Rapid prototyping crankshafts in metal? Solid, substantial, drop-it-on-your-foot-and-break-it (foot)-type material like a billet of pre-hardened 4340 steel?
That's what they're working with at Mazak Corp.'s National Technology Center (NTC; Florence, KY). Engineers are transforming billets into full-size, machined crankshafts within eight hours. Grind it, balance it, then put it on a test stand or into an engine: this is a bona-fide crank.
They're calling the process "RPM": rapid prototype machining. The capability is based on special software that they've developed at the NTC in response to a request from one of the two U.S.-based OEMs for fast crankshaft capability. It is being made available to all companies that are interested in having the means to make one-offs fast.
Mazak engineers are taking a different approach to attain this capability. Whereas there is an increasing number of people who are creating CAD solid models of what they want to create, there is often a difficulty, explains Martin Roderick, Mazak applications engineer, in quickly transforming the math models into a form that can be used for machining. "So, instead of taking information from the solid model, we use the database that's used to create the CAD file," he says. Or they can actually create the program without a database at all, but create the design and the required machining program right on a PC screen, whether it is a PC in an office, or the PC that's part of the company's Mazatrol Fusion 640 CNC control, which is not a PC front-end on a CNC control, but actually a PC and a CNC.
|By combining a software tool that rapidly creates a machining program for crankshafts with a standard array of tools, users will be able to create a functional prototype cranks within a single shift.|
To create the crankshaft design without the database, one begins with a screen that shows a long, thin rectangle that's segmented into squares at the top of the screen, and a drawing of a crankshaft below it. The drawing has its various features (pin, counterweight, journal, main journal) labeled. It is simply a matter of using a mouse or touchpad to drag a feature from the drawing to the rectangle in the required sequence. Once the overall design is laid out, a second screen asks for information relating to the dimensions (e.g., diameter, angle, radius) of the features.
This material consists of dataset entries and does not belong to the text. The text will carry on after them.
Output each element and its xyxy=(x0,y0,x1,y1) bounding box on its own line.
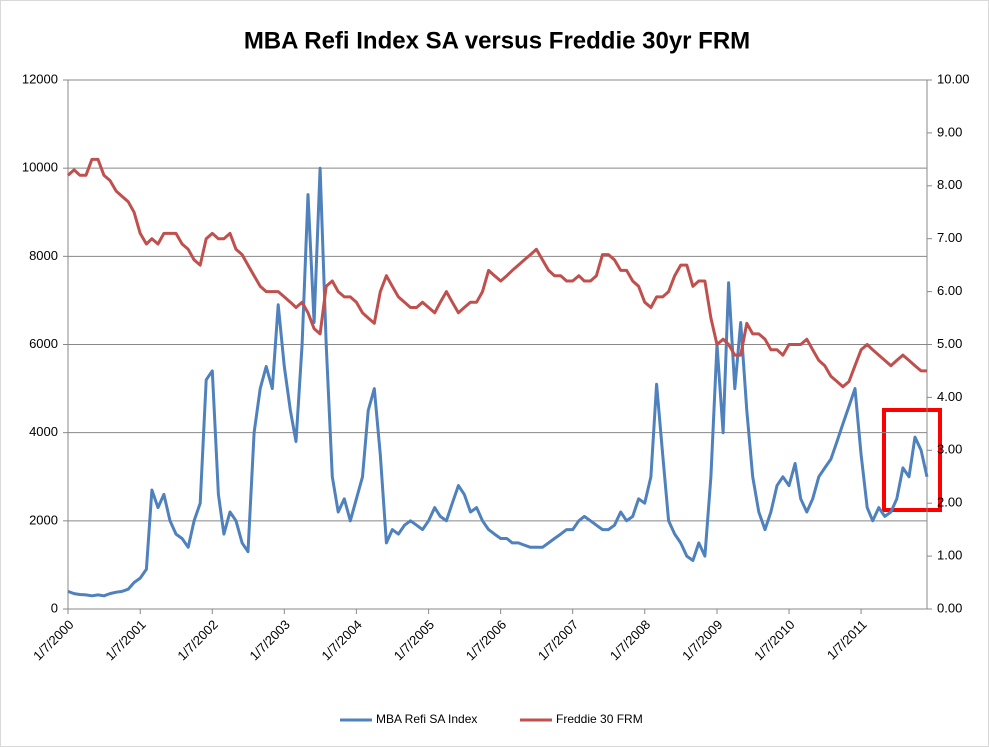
legend-label: Freddie 30 FRM xyxy=(556,712,643,726)
y2-tick-label: 7.00 xyxy=(937,230,962,245)
highlight-box xyxy=(882,408,942,512)
y-tick-label: 6000 xyxy=(29,336,58,351)
series-line xyxy=(67,157,927,389)
y2-tick-label: 3.00 xyxy=(937,442,962,457)
y2-tick-label: 5.00 xyxy=(937,336,962,351)
legend-label: MBA Refi SA Index xyxy=(376,712,477,726)
series-line xyxy=(67,166,929,598)
y2-tick-label: 6.00 xyxy=(937,283,962,298)
y2-tick-label: 1.00 xyxy=(937,548,962,563)
y-tick-label: 12000 xyxy=(22,71,58,86)
y-tick-label: 8000 xyxy=(29,248,58,263)
y2-tick-label: 10.00 xyxy=(937,71,970,86)
y2-tick-label: 8.00 xyxy=(937,177,962,192)
y2-tick-label: 2.00 xyxy=(937,495,962,510)
y2-tick-label: 4.00 xyxy=(937,389,962,404)
y-tick-label: 10000 xyxy=(22,160,58,175)
y-tick-label: 0 xyxy=(51,600,58,615)
y2-tick-label: 9.00 xyxy=(937,124,962,139)
chart-title: MBA Refi Index SA versus Freddie 30yr FR… xyxy=(244,27,750,54)
y-tick-label: 4000 xyxy=(29,424,58,439)
y2-tick-label: 0.00 xyxy=(937,600,962,615)
y-tick-label: 2000 xyxy=(29,512,58,527)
Another screen asks for tooling information (e.g., rpm, feedrate, depth of cut). (If the CAD database is used along with a predefined set of tools, then all of these steps can be performed automatically.)
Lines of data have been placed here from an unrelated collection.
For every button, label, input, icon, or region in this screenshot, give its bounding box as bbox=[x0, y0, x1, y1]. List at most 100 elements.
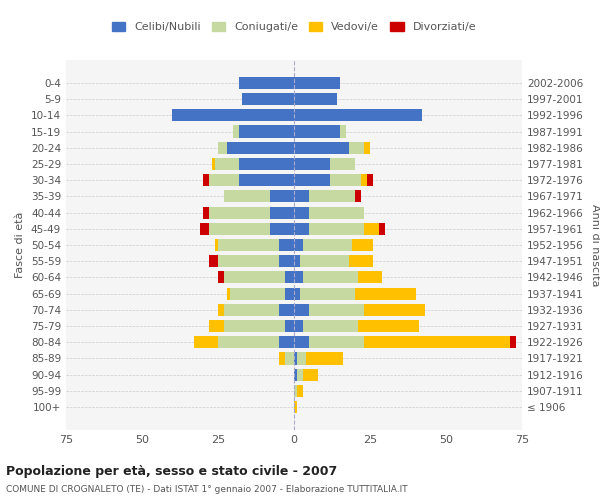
Y-axis label: Fasce di età: Fasce di età bbox=[16, 212, 25, 278]
Bar bbox=[303, 320, 358, 332]
Bar bbox=[279, 352, 285, 364]
Bar bbox=[349, 142, 364, 154]
Bar bbox=[215, 239, 218, 251]
Bar bbox=[309, 304, 364, 316]
Bar bbox=[227, 288, 230, 300]
Bar bbox=[294, 320, 303, 332]
Bar bbox=[209, 255, 218, 268]
Bar bbox=[218, 272, 224, 283]
Bar bbox=[172, 109, 294, 122]
Bar bbox=[224, 190, 269, 202]
Bar bbox=[218, 239, 279, 251]
Bar bbox=[306, 352, 343, 364]
Bar bbox=[300, 288, 355, 300]
Bar bbox=[239, 158, 294, 170]
Bar bbox=[294, 368, 297, 381]
Bar bbox=[294, 158, 331, 170]
Bar bbox=[361, 174, 367, 186]
Bar bbox=[218, 336, 279, 348]
Bar bbox=[218, 304, 224, 316]
Bar bbox=[200, 222, 209, 235]
Bar bbox=[194, 336, 218, 348]
Bar bbox=[294, 401, 297, 413]
Bar bbox=[218, 142, 227, 154]
Bar bbox=[294, 206, 309, 218]
Bar bbox=[331, 174, 361, 186]
Bar bbox=[300, 255, 349, 268]
Bar bbox=[239, 126, 294, 138]
Bar bbox=[340, 126, 346, 138]
Bar bbox=[269, 222, 294, 235]
Bar bbox=[294, 288, 300, 300]
Bar bbox=[294, 239, 303, 251]
Bar bbox=[285, 288, 294, 300]
Bar bbox=[379, 222, 385, 235]
Bar bbox=[358, 272, 382, 283]
Bar bbox=[215, 158, 239, 170]
Bar bbox=[309, 222, 364, 235]
Bar bbox=[331, 158, 355, 170]
Bar bbox=[209, 222, 269, 235]
Bar bbox=[367, 174, 373, 186]
Bar bbox=[224, 320, 285, 332]
Bar bbox=[209, 320, 224, 332]
Bar bbox=[242, 93, 294, 105]
Legend: Celibi/Nubili, Coniugati/e, Vedovi/e, Divorziati/e: Celibi/Nubili, Coniugati/e, Vedovi/e, Di… bbox=[107, 18, 481, 37]
Bar bbox=[285, 320, 294, 332]
Bar bbox=[218, 255, 279, 268]
Bar bbox=[294, 174, 331, 186]
Bar bbox=[303, 272, 358, 283]
Bar bbox=[355, 190, 361, 202]
Bar bbox=[279, 336, 294, 348]
Bar bbox=[203, 206, 209, 218]
Bar bbox=[297, 368, 303, 381]
Bar bbox=[364, 222, 379, 235]
Bar bbox=[224, 304, 279, 316]
Bar bbox=[510, 336, 516, 348]
Bar bbox=[294, 190, 309, 202]
Bar bbox=[294, 304, 309, 316]
Bar bbox=[224, 272, 285, 283]
Bar bbox=[303, 368, 319, 381]
Bar bbox=[309, 206, 364, 218]
Bar bbox=[285, 272, 294, 283]
Bar bbox=[269, 190, 294, 202]
Bar bbox=[294, 255, 300, 268]
Bar bbox=[212, 158, 215, 170]
Bar bbox=[209, 174, 239, 186]
Bar bbox=[239, 77, 294, 89]
Bar bbox=[352, 239, 373, 251]
Bar bbox=[230, 288, 285, 300]
Bar bbox=[294, 272, 303, 283]
Bar bbox=[294, 142, 349, 154]
Bar bbox=[349, 255, 373, 268]
Bar bbox=[294, 352, 297, 364]
Bar bbox=[303, 239, 352, 251]
Bar bbox=[294, 385, 297, 397]
Bar bbox=[364, 336, 510, 348]
Y-axis label: Anni di nascita: Anni di nascita bbox=[590, 204, 600, 286]
Bar bbox=[364, 142, 370, 154]
Bar bbox=[309, 190, 355, 202]
Text: Popolazione per età, sesso e stato civile - 2007: Popolazione per età, sesso e stato civil… bbox=[6, 465, 337, 478]
Bar bbox=[364, 304, 425, 316]
Bar bbox=[358, 320, 419, 332]
Bar bbox=[279, 239, 294, 251]
Bar bbox=[309, 336, 364, 348]
Bar bbox=[294, 336, 309, 348]
Bar bbox=[279, 255, 294, 268]
Bar bbox=[239, 174, 294, 186]
Text: COMUNE DI CROGNALETO (TE) - Dati ISTAT 1° gennaio 2007 - Elaborazione TUTTITALIA: COMUNE DI CROGNALETO (TE) - Dati ISTAT 1… bbox=[6, 485, 407, 494]
Bar bbox=[355, 288, 416, 300]
Bar bbox=[297, 385, 303, 397]
Bar bbox=[203, 174, 209, 186]
Bar bbox=[297, 352, 306, 364]
Bar bbox=[285, 352, 294, 364]
Bar bbox=[269, 206, 294, 218]
Bar bbox=[294, 109, 422, 122]
Bar bbox=[209, 206, 269, 218]
Bar bbox=[227, 142, 294, 154]
Bar bbox=[294, 126, 340, 138]
Bar bbox=[279, 304, 294, 316]
Bar bbox=[294, 93, 337, 105]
Once the information is entered, it is a matter of simply pushing a button and then obtaining a G-code program that can be used by machines that aren't equipped with Mazak's proprietary Fusion 640 control.
But one of the things that facilitates the RPM program is the capability of the machine tool. Development of RPM for cranks at the NTC was done on the company's Integrex 200Y machine. Although the Integrex is nominally a CNC turning center with an 8-in. through-hole chuck, a 30-hp spindle motor, a 20.47-in. swing, and a maximum machining length of 40 in., it is much more than a turning machine. It is also equipped with a 10-hp spindle that can provide speeds up to 6,000 rpm for rotary tools. Tools that can be employed include face mills up to 3-in. in diameter, 1-in. end mills, and 1-in. drills. The standard automatic toolchanger (ATC) handles 20 tools; an option can bring the number to 80.
Roderick emphasizes the importance of standard tooling being used instead of the specials that are characteristic of crankshaft machines. If the necessary tools were extensively specials, then the time to make the tooling would take the rapid out of the system. Roderick admits, however, that Mazak engineers did have to come up with one special, an adjustable tool to generate undercuts around pin journals because a catalog version of such a tool could not be found.
A given software/equipment-tooling setup would be established for a family of crankshafts (i.e., cranks that can fit within a defined machining envelope and with features that can be produced with the tooling package). Roderick says that the RPM capability will be developed for other automotive components, including camshafts, pistons and pulleys.